Rescuers carry a victim after an earthquake hit Ludian county in Zhaotong, southwest China's Yunnan province.

AFP

An intense rescue operation was under way in China on Monday after an earthquake killed at least 381 people and injured thousands more, leaving scenes of devastation across a mountainous area.

More than 12,000 houses collapsed and 30,000 were damaged in the quake zone in the southwestern province of Yunnan, China's official news agency Xinhua said.

Soldiers stretchered the injured away from the scene in the immediate aftermath, one carrying an elderly man on his back another a child in his arms, with residents fleeing in terror as aftershocks hit.

Rescuers rushed victims to local hospitals and as dawn broke on Monday continued to pick through the rubble of destroyed homes in a desperate search for survivors.

State-run China Central Television broadcast images of a mountainside dotted with small homes reduced to shattered shells.
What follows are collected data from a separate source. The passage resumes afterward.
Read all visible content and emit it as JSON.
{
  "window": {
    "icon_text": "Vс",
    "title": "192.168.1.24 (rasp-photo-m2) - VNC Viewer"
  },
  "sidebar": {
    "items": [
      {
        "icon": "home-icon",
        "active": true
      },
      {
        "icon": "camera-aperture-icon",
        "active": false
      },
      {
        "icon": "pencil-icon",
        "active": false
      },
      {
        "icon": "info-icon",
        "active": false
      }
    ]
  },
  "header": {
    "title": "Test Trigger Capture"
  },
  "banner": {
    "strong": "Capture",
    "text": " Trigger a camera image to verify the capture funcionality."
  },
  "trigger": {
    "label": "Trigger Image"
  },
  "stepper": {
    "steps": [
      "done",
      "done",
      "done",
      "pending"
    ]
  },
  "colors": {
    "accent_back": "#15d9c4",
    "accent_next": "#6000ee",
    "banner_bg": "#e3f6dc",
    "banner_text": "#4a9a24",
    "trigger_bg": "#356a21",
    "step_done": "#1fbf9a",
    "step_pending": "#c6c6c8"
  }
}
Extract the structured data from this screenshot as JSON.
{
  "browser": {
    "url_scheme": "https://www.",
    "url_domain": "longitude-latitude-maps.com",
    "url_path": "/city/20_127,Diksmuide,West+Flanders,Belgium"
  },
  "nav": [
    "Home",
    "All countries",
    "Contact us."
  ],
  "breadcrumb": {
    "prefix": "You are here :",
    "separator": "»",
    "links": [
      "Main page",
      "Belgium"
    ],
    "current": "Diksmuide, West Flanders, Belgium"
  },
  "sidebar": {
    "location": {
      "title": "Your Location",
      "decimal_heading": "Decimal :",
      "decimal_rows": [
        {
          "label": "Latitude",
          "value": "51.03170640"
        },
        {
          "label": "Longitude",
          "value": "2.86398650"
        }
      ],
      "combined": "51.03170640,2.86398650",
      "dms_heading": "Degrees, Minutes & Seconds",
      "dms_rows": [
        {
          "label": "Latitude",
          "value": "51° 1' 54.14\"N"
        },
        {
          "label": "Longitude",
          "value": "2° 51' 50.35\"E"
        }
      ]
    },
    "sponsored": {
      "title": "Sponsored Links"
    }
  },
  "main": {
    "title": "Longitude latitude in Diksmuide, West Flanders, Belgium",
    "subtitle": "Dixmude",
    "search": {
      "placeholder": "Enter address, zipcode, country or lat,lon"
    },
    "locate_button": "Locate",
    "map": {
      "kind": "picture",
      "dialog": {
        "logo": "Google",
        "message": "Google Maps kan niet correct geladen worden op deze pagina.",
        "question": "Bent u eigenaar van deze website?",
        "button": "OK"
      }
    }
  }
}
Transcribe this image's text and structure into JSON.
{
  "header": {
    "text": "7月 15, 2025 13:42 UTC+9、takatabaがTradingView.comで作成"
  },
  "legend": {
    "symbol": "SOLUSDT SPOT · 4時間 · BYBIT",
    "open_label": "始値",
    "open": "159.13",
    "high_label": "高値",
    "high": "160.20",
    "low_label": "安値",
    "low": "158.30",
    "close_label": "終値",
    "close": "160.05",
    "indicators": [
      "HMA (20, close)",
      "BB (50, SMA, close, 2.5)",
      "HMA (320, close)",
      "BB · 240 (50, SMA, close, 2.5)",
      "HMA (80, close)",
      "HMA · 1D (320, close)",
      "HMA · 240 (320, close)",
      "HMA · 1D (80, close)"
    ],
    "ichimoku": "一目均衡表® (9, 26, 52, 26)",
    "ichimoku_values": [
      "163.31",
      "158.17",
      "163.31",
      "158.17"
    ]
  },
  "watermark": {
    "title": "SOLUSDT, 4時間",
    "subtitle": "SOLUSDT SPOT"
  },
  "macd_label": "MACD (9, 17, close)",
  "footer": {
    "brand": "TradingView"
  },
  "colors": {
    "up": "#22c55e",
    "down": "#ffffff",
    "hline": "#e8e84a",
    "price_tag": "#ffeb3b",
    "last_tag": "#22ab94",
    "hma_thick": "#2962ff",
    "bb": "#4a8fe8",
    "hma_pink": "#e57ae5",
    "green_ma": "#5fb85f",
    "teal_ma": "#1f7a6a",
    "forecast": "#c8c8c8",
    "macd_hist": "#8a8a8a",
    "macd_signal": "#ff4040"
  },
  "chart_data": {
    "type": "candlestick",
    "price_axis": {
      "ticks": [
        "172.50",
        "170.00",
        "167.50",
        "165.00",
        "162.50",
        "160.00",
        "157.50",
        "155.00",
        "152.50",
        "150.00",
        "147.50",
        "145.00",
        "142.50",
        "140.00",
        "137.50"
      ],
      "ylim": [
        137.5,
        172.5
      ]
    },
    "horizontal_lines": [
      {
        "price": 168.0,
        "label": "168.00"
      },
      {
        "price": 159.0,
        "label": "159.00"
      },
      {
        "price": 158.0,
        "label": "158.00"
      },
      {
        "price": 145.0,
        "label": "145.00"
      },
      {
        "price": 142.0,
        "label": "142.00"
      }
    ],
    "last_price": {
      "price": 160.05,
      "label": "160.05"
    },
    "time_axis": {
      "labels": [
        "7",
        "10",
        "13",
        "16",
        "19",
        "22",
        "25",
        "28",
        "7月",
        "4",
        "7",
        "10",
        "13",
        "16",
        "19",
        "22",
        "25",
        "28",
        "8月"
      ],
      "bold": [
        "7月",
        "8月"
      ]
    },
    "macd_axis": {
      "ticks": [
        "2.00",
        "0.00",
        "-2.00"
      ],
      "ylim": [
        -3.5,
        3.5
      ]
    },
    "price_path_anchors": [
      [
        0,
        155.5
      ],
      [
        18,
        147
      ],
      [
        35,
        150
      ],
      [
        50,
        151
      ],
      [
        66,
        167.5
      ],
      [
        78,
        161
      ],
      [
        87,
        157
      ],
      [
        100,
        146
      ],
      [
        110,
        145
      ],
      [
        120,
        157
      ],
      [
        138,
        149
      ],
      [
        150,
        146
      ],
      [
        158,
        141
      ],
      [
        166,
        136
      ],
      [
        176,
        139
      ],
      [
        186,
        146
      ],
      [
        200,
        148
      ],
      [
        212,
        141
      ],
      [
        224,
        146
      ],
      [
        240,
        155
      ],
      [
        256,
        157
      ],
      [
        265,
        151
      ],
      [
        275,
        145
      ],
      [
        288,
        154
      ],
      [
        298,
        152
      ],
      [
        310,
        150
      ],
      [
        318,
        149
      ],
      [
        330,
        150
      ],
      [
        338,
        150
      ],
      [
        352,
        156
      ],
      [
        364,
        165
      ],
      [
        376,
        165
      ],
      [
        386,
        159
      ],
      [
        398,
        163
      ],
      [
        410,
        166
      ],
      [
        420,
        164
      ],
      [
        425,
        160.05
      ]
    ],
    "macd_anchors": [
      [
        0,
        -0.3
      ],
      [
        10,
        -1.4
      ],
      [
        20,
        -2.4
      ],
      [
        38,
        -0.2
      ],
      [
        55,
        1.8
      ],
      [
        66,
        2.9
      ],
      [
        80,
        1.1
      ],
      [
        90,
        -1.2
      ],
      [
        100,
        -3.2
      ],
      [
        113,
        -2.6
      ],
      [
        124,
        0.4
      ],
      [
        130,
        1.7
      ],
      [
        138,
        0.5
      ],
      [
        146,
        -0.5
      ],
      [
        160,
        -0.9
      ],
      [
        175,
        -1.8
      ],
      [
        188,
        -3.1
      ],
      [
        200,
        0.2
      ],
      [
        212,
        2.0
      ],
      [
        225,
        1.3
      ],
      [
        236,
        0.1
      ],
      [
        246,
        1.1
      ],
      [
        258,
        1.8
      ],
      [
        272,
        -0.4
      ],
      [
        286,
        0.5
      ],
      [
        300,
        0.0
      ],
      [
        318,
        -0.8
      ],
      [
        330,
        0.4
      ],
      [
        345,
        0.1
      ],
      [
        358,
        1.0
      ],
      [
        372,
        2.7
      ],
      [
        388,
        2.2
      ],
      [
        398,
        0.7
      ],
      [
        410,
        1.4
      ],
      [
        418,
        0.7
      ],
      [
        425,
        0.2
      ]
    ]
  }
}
Nearby, vast swathes of hillside had plunged into a river, blocking its flow and causing the water to rise 30 metres above its usual level, it said.

Images on social media showed painstaking attempts to extricate residents from the rubble of their homes, while reports said heavy rains were hampering rescue efforts.

In Ludian county, the worst-affected area southwest of Zhaotong, Xinhua said its reporters "saw drenched survivors sit along the muddy roads waiting for food and medication. Some half-naked survivors were quivering in the rain".

Chinese Premier Li Keqiang arrived in Yunnan on Monday and because of the road conditions had to walk for "over three miles" to reach the worst-hit village, Xinhua said on a verified Twitter account.

A total of 7,000 emergency personnel, including 5,000 soldiers, police and firefighters had been mobilised, Xinhua said, and equipment brought to the area included life detection instruments and excavating tools.

"They are also battling the continual downpour that has brought down the temperature in the remote area and made shortages of food and medicine even more pernicious," Xinhua added.

Volunteers from across China were heading to Yunnan to assist. At the airport in the provincial capital Kunming, one group was discussing how to reach the worst-hit areas.

"It is our duty to help," one said.

A total of 381 people had been killed by the tremor, with 1,801 injured, according to China's Ministry of Civil Affairs.

Users of China's Twitter-like Sina Weibo expressed sympathy for the victims, posting images of candles and crying faces.

"May the dead rest in peace and the living be strong," read one typical comment.